Die Bibel sagt uns, dass Gott uns so gewollt und geschaffen hat, wie wir sind. Er nimmt uns so an, wie wir sind, mit all unseren Macken und Problemchen. Wenn wir nun eine solche Maske basteln, eine fremde Rolle übernehmen, so lehnen wir die Art ab, wie Gott uns geschaffen hat. Zugleich machen wir uns selbst kaputt mit diesen falschen Festlegungen. Damit zerstören wir Gottes gute Schöpfung. Wir dürfen lernen, dass uns nicht die Aufmerksamkeit der Eltern oder anderer Menschen, sondern die Liebe Gottes, mit der Er uns geschaffen und mit eigenem Blut und Leben gerettet hat, so wertvoll macht.
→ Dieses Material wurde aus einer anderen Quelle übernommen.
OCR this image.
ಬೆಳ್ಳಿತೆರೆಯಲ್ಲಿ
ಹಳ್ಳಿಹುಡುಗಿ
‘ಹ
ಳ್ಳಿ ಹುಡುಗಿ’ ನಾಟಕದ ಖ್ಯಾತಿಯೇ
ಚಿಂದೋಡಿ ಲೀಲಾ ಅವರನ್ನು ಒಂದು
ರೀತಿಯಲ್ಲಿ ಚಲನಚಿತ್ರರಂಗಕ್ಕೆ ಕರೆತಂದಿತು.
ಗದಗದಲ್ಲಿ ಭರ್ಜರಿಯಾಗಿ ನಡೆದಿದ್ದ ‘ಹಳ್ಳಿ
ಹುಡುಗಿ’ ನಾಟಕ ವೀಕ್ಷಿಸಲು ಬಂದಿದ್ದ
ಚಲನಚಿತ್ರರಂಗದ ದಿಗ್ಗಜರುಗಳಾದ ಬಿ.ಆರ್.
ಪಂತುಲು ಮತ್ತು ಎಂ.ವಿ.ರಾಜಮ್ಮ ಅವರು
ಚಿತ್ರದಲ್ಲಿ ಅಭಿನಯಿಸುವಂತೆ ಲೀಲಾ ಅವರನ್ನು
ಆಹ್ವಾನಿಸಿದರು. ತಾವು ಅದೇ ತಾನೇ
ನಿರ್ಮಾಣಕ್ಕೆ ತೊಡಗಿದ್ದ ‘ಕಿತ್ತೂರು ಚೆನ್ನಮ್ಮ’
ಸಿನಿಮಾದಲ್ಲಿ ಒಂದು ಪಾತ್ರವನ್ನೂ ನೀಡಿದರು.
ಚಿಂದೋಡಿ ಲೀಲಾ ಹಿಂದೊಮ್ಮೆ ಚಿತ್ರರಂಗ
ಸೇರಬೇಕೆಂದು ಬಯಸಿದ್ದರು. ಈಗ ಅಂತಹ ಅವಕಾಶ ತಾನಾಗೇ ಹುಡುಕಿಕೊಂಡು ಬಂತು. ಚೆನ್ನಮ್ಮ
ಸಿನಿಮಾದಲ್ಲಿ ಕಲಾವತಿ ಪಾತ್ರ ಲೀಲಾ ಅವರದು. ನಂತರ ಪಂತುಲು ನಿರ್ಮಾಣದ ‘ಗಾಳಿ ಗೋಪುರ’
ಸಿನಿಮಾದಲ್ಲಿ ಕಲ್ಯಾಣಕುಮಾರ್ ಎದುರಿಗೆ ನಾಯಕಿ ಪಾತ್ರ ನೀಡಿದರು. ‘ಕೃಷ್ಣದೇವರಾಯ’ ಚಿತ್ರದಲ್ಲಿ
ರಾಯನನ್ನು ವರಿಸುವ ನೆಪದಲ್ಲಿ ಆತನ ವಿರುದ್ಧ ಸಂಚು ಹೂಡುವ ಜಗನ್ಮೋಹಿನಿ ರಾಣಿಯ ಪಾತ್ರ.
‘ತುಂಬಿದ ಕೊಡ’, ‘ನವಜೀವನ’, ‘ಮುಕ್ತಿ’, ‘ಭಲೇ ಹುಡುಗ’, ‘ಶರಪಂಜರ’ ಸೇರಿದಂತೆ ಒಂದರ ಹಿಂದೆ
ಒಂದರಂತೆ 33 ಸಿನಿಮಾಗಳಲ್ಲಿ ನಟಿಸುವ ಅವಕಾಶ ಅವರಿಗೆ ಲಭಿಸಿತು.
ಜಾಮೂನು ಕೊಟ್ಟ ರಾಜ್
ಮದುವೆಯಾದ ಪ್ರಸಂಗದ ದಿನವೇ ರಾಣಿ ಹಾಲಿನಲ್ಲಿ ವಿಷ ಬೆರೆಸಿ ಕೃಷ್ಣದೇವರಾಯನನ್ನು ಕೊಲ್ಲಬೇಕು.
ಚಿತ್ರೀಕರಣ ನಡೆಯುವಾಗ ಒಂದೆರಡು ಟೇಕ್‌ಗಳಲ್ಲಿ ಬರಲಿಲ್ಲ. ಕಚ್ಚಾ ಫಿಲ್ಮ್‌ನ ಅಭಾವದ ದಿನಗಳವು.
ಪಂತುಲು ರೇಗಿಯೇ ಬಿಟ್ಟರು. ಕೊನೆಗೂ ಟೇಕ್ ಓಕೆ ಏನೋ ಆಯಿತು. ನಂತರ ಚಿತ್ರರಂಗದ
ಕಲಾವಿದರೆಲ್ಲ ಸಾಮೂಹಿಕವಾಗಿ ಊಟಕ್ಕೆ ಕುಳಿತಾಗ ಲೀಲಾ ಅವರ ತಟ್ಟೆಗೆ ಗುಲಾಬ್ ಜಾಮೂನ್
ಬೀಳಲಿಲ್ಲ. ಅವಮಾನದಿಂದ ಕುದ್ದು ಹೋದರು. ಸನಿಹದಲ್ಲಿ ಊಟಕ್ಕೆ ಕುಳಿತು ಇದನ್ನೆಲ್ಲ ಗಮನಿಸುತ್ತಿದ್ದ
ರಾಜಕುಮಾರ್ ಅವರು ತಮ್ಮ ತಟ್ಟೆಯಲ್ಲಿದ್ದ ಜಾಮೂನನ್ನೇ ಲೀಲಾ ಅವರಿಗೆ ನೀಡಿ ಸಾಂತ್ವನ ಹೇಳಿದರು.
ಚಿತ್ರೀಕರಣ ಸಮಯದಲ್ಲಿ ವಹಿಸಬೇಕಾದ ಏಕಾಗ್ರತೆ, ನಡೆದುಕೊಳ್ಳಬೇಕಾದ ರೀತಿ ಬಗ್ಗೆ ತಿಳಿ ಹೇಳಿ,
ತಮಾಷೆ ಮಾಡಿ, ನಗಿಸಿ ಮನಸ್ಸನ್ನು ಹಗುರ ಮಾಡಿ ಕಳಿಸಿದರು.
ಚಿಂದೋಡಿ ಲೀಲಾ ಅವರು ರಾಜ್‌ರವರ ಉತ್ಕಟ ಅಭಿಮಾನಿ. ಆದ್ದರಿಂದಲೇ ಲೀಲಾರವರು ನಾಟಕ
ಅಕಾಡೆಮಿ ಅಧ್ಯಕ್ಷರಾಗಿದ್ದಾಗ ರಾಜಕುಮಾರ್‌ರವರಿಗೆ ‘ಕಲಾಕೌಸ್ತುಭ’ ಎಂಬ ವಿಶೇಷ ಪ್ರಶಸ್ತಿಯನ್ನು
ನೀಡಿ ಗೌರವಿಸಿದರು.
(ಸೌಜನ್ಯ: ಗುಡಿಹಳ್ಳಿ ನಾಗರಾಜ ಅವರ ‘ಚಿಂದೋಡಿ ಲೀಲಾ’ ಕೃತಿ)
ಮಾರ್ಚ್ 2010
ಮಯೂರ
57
In vielen Fällen ist es sehr empfehlenswert, dies in einer guten Seelsorge zu lernen. Da geht vieles schneller und besser.

-Unglaube. Damit ist nicht der fehlende Glaube gemeint, sondern der falsche Glaube. Unglaube besteht darin, dass man trotz dem richtigen Bekenntnis Gott nicht ernst nimmt. Der Glaube ist ein treues Vertrauen, das nicht aufgibt, auch wenn die Situation völlig gegenteilig aussieht. Der Glaube glaubt Gott auch, dass Er weiß, was richtig und was falsch ist und auch die Macht und Möglichkeit hat, alles nach Seinem perfekten Plan auszuführen. Unglaube herrscht also auch überall da, wo wir der Heiligen Schrift in Gedanken, Worten und Taten nicht vertrauensvoll folgen, sondern unsere eigene Sicht der Dinge darüber stellen. Dann nämlich sagt unser Verhalten Gott eindeutig, dass man Ihn und Sein Wort nicht brauche, sondern besser wisse, was gerade gut und richtig sei. Wer sich so über Gottes Wort stellt und gegen die guten (perfekten) Gebote Gottes verstößt, zeigt damit, dass er einem falschen Glauben erlegen ist.

Hier hilft nur Buße tun und die Bereitschaft, sich ganz unter Gottes Wort zu stellen. Deshalb sollte unser Gebet in der Situation auch sein: „Herr, ich glaube! Hilf meinem Unglauben!“ (Natürlich im Sinne von: Hilf mir, meinen Unglauben zu besiegen). Und dann packen wir es an und befolgen Gottes Wort. Der Herr wird uns darin gerne beistehen.

-Stolz. Dies ist eigentlich eine Art Selbstzufriedenheit. Wer etwas Gutes getan und es mit gutem Ergebnis geschafft hat, sollte dies in erster Linie als ein Geschenk von Gott betrachten. Jeder Erfolg ist nichts anderes als die erfolgreiche Ausführung der guten Werke, die Gott im Voraus für uns vorbereitet hat (Eph. 2, 10). Insofern ist Stolz auf sich selbst immer fehl am Platz. Dankbarkeit wäre das bessere Teil in diesem Falle. Für alles und in jeder Situation dürfen und sollen wir Gott danken. Dies ist der pure Gegensatz und deshalb auch die biblische Lösung des Problems Stolz.

-Mangel an Gottesliebe. Gott ist die Liebe, Er ist gütig und barmherzig. Ihn sollen wir lieben um Seiner selbst willen. Doch wie oft braucht es zuerst eine große sichtbare Tat Gottes in unserem Leben, damit wir uns überhaupt erst damit befassen, Gott zu lieben? Wir haben weiter oben gesehen, dass Liebe sich darin zeigt, wie sehr man sich mit jemandem befasst, Zeit verbringt, etc. Gottes Liebe zu uns zeigt sich weiter noch darin, dass Er für uns am Kreuz gestorben ist und damit unsere Schuld bezahlt hat. Diese absolute Selbsthingabe Gottes ist der größte Liebesbeweis. Uns Menschen wird dies wohl kaum jemals gelingen, Gott so sehr mit völliger Selbsthingabe zu lieben, so lange wir hier auf Erden leben. Deshalb haben wir auch jeden Tag Grund genug, um Buße zu tun über unsere Sünden. Jeder Moment, in dem wir nicht von ganzem Herzen für Gott leben, ist ein verschwendeter Moment.